Thanks for your reply;
Exactly the number in column A) should be matched to those in column B), with linked I mean that the releted KOOOX needa to be reported in the new file with the function (and they had both the same number). For example for KOOOO1 (you do not see the function because the column B) stops at 31, but let's suppose that the file was entire with all the 300 number-functions (one per line) an so should be something like this:
Code:
K00001 function32 function177 fun..189 fun..212 fun..232 func..233 func...234 func..346
...
...
K00005 function273
The example is for a multiple entry (K00001) and a single entry K0005. So the multiple entry should be reported only one time but being that has multiple number associated, it will have also multiple functions associated that shoul be reported in the same line and tab separated. While the one single entry (like K0005) will be reported with its unique function (being only one number). At the end the new file will have all the KOOOOX ordered and in a multiple entry with their function/functions in the same line and tab separeted.
That does make sense?
December 6th, 2012, 09:33 PM
-
It troubles me that thalakos does not seem to know the difference between capital OH and the digit zero.
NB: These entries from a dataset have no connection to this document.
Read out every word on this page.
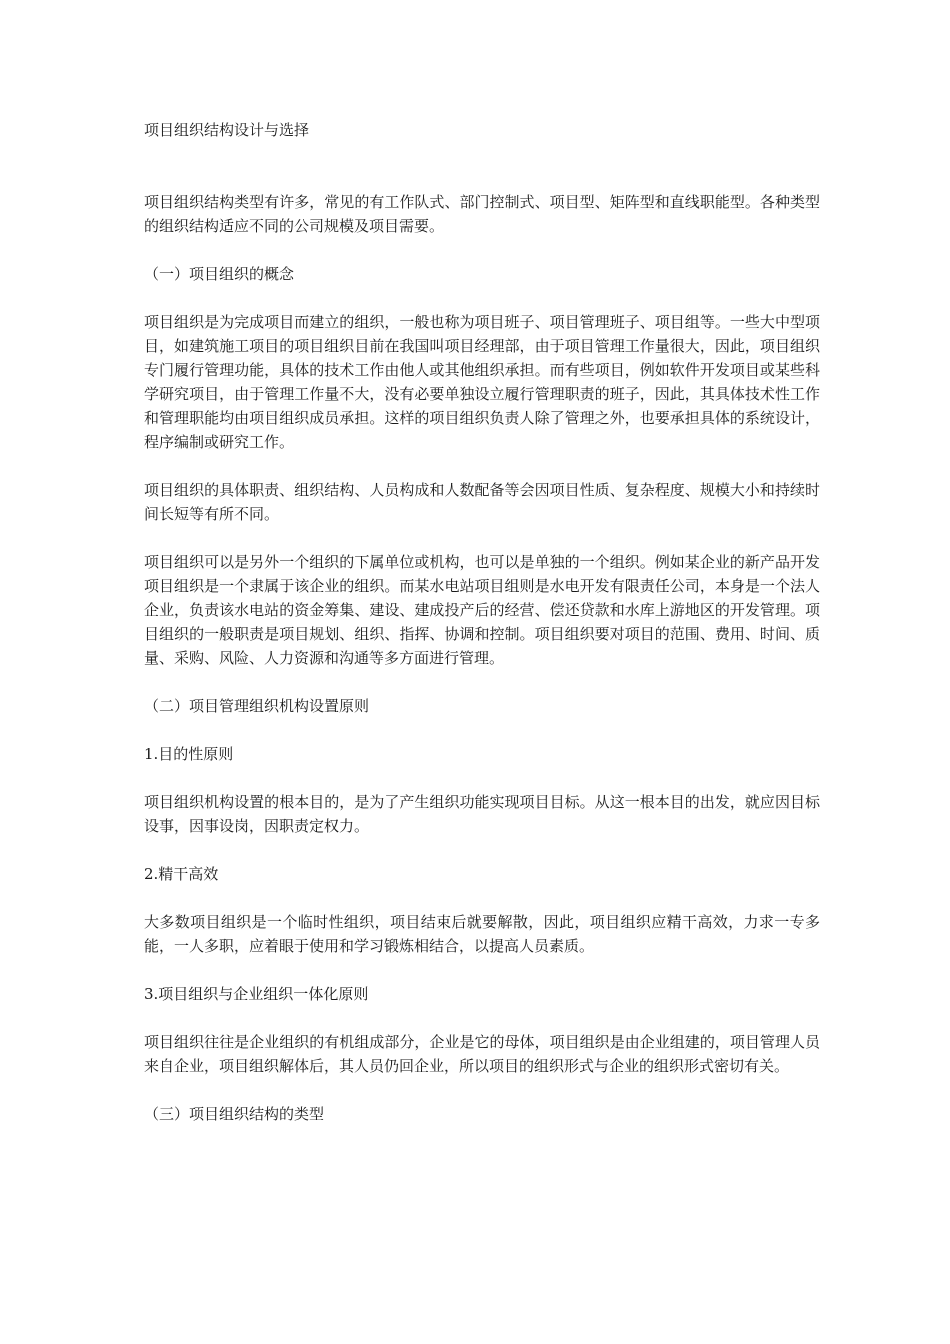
项目组织结构设计与选择

项目组织结构类型有许多，常见的有工作队式、部门控制式、项目型、矩阵型和直线职能型。各种类型的组织结构适应不同的公司规模及项目需要。

（一）项目组织的概念

项目组织是为完成项目而建立的组织，一般也称为项目班子、项目管理班子、项目组等。一些大中型项目，如建筑施工项目的项目组织目前在我国叫项目经理部，由于项目管理工作量很大，因此，项目组织专门履行管理功能，具体的技术工作由他人或其他组织承担。而有些项目，例如软件开发项目或某些科学研究项目，由于管理工作量不大，没有必要单独设立履行管理职责的班子，因此，其具体技术性工作和管理职能均由项目组织成员承担。这样的项目组织负责人除了管理之外，也要承担具体的系统设计，程序编制或研究工作。

项目组织的具体职责、组织结构、人员构成和人数配备等会因项目性质、复杂程度、规模大小和持续时间长短等有所不同。

项目组织可以是另外一个组织的下属单位或机构，也可以是单独的一个组织。例如某企业的新产品开发项目组织是一个隶属于该企业的组织。而某水电站项目组则是水电开发有限责任公司，本身是一个法人企业，负责该水电站的资金筹集、建设、建成投产后的经营、偿还贷款和水库上游地区的开发管理。项目组织的一般职责是项目规划、组织、指挥、协调和控制。项目组织要对项目的范围、费用、时间、质量、采购、风险、人力资源和沟通等多方面进行管理。

（二）项目管理组织机构设置原则

1.目的性原则

项目组织机构设置的根本目的，是为了产生组织功能实现项目目标。从这一根本目的出发，就应因目标设事，因事设岗，因职责定权力。

2.精干高效

大多数项目组织是一个临时性组织，项目结束后就要解散，因此，项目组织应精干高效，力求一专多能，一人多职，应着眼于使用和学习锻炼相结合，以提高人员素质。

3.项目组织与企业组织一体化原则

项目组织往往是企业组织的有机组成部分，企业是它的母体，项目组织是由企业组建的，项目管理人员来自企业，项目组织解体后，其人员仍回企业，所以项目的组织形式与企业的组织形式密切有关。

（三）项目组织结构的类型
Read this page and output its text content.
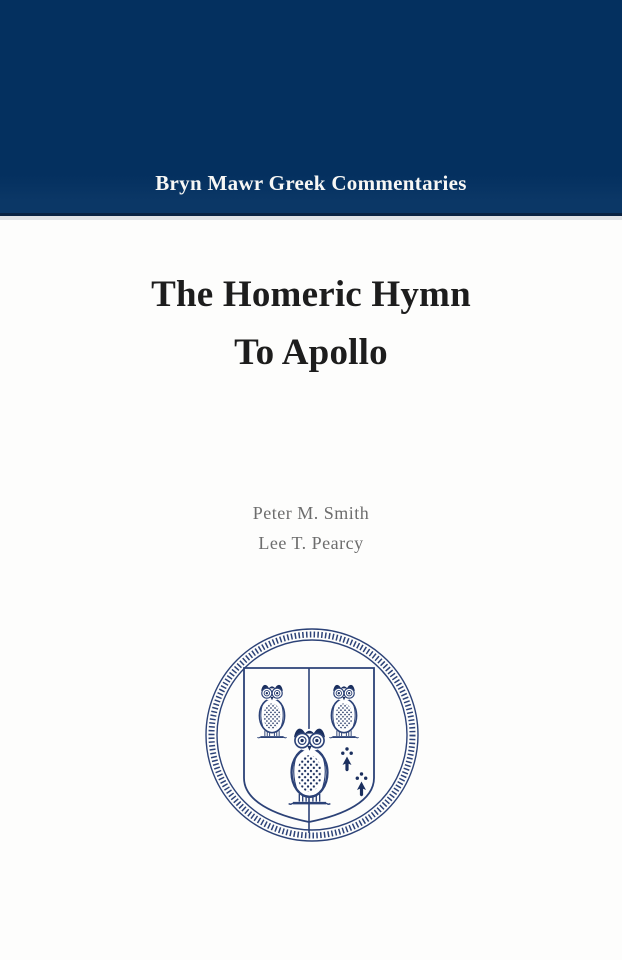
Bryn Mawr Greek Commentaries
The Homeric Hymn
To Apollo
Peter M. Smith
Lee T. Pearcy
0O0O0O0O0O0OMaybe I haven't read the post with sufficient care.
[code]
Code tags[/code] are essential for python code and Makefiles!
December 6th, 2012, 10:23 PM
-
I'm sorry, I've been very sufficent about that; but I thought that in this contex it was not so important. Anyway I was precise in my first post file A) and file B) and by the way the K ID's are all 000... (numbers), while in file B) BR:ko0.. or
PATH:ko04142 are ko follow by 0 (number).
I hope that with this clarification would be much easire for someone to answer to this seemingly insoluble problem.
Thanks
December 13th, 2012, 12:37 AM
-
[SOLVED]
I know it's not the correct place but finally the problem it's solved in perl:
Code:
use strict;
use warnings;
open my $B, '<', 'path to file_B.txt' or die "Cannot open file_B: $!";
my @functions;
my %toc;
my $i =0;
while (my $line = <$B>) {
chomp $line;
$line =~ s/(\d+)\s//;
$functions[$i] = $line;
$toc{$1} = $i++;
}
close $B;
open my $A, '<', 'path to file_A.txt' or die "Cannot open file_A: $!";
open my $C, '>', 'file_C.txt' or die "Cannot open file_C; $!";
my $prev_id = 'foo';
while (my $line = <$A>){
my ($id,$code) = split /\s+/, $line;
if ($id ne $prev_id){
print {$C} "\n" if $prev_id ne 'foo';
print {$C} "$id ";
$prev_id = $id;
}
else {
print {$C} "\t";
}
print {$C} $functions[$toc{$code}];
}
print {$C} "\n";
close $C;
close $A;
It works great, so if someone has the same stuff to do it could be use or someone could "convert" it in python.